Welch's philosophy has certainly paid off handsomely for GE. During his tenure Welch has generated more than $200 billion in new wealth for GE's shareholders. As Fortune once wrote, "Ten thousand dollars put into GE at the start of Welch's term in 1980 would be worth $367,479, two-and-a-half times the value of an identical investment in the S&P 500."

In his speech, Welch shared some principles and philosophies he espoused to drive GE towards success. Among them:

Involve everyone. The most important principle for managing a large organisation is that everyone must be involved in the game. GE took five years to break through its lumbering bureaucracy and convince hundreds of thousands of employees that their ideas mattered.

"An organisation is like a building," Welch said. "Every floor is a layer, and every layer is a nuisance. Every wall is a functional wall. Think about detonating that building."

Create a learning organisation. A company's competitive advantage depends on its ability to learn, share that learning, and act upon it. GE, according to Welch, has learned from countless companies. The goal, he said, should be to create a "boundariless organisation with speed and stretch."
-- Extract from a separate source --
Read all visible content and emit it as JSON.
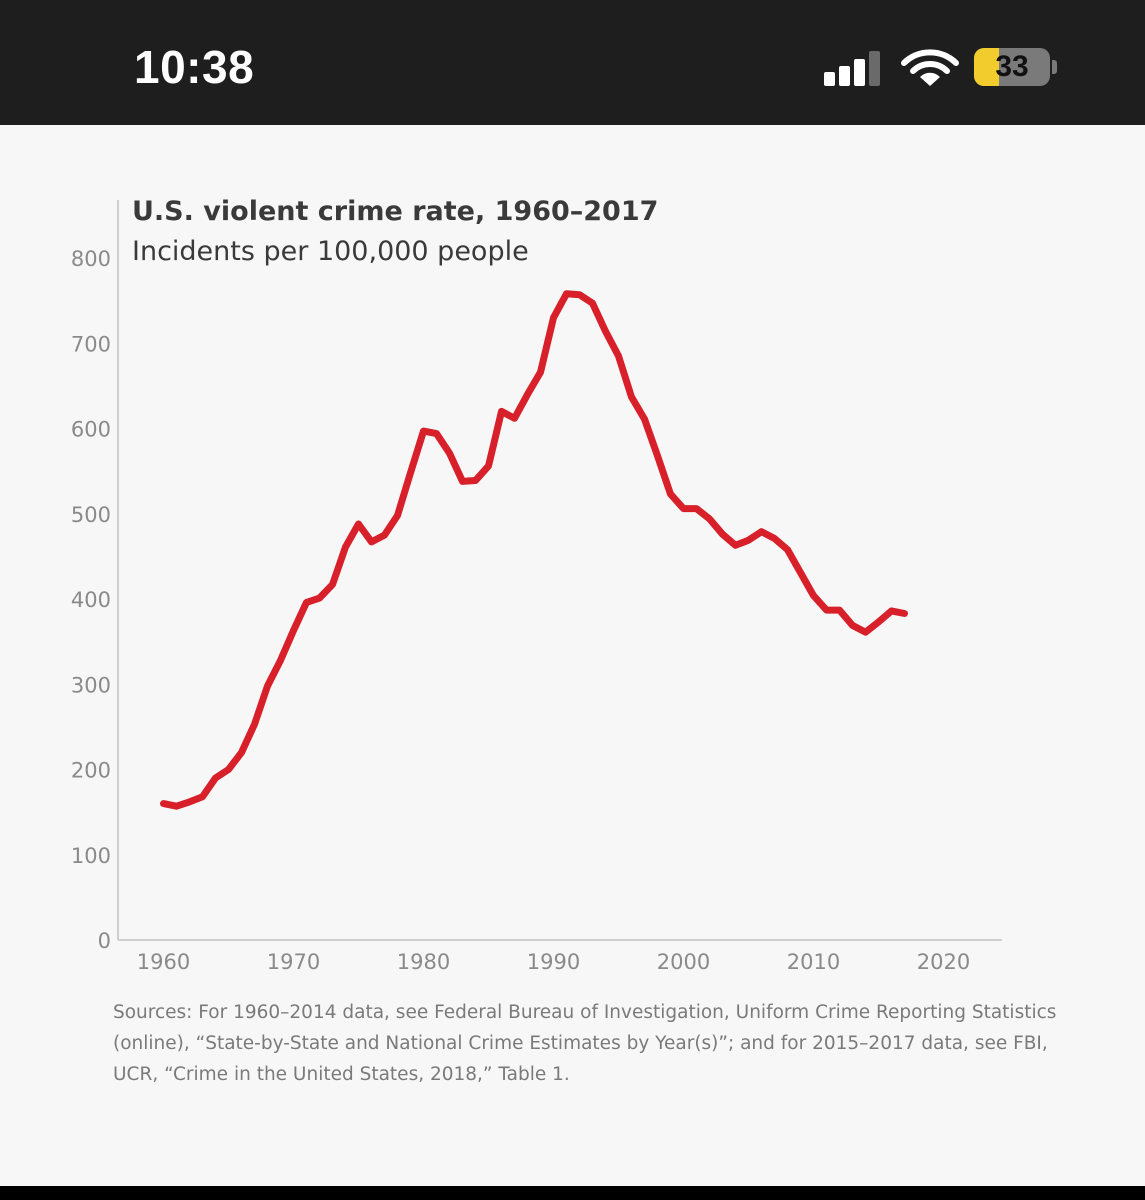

Boundariless organisations are those that go inside, outside, up and down the organisational chain to seek new ideas. Speed means a bias for action.

Example: GE bought 21 companies in four months in Mexico. By stretch, Welch meant setting "limits based on your dreams," in contrast to the budgetsetting sessions at most companies, which are essentially "exercises in how little you can do."

Be agile. The need for agility stems from the unpredictability of the business world. "When I got this job in December 1980, America was in a malaise," Welch said.

"Japan was going to take over the world. Oil was $35 a barrel and was likely to go to $100. Inflation was forever. Now, Japan is on its back, we are awash in oil, and inflation has disappeared."

Being agile allows companies to respond to such shifts in the marketplace. Citing another example, Welch said that until recently Asia was widely seen as the land of the future.

No one expected it to implode -- but it did. Today, that region abounds in opportunities. "Be agile enough to take a chance where no one wants to be," he said. "That's where the values are."

Exercise leadership. The most important thing a business school can teach, according to Welch, is leadership and how to deal with people.

Welch's notion of leadership involves learning what he calls the four Es.

Energy: Be everywhere as fast as you can be.

Energise others: "You have no right to be a leader if you don't have it in your soul to build others," Welch said. "Nothing is worse than a whirling dervish who bores everyone. You need fertiliser and water."

Edge: Managers must make tough calls when they have to. They must say yes or no. If the flowers don't grow, they must cut them out.

Execute: Welch believes this is the biggest mistakes that most CEOs make. They make plans but fail to execute them.

Welch believes that companies don't celebrate enough when their people win. They get so caught up in the daily grind of work that they don't stop to enjoy what they have achieved.

"Do things that build people's self confidence," he said. "It's all about praising others and getting excited about their victories."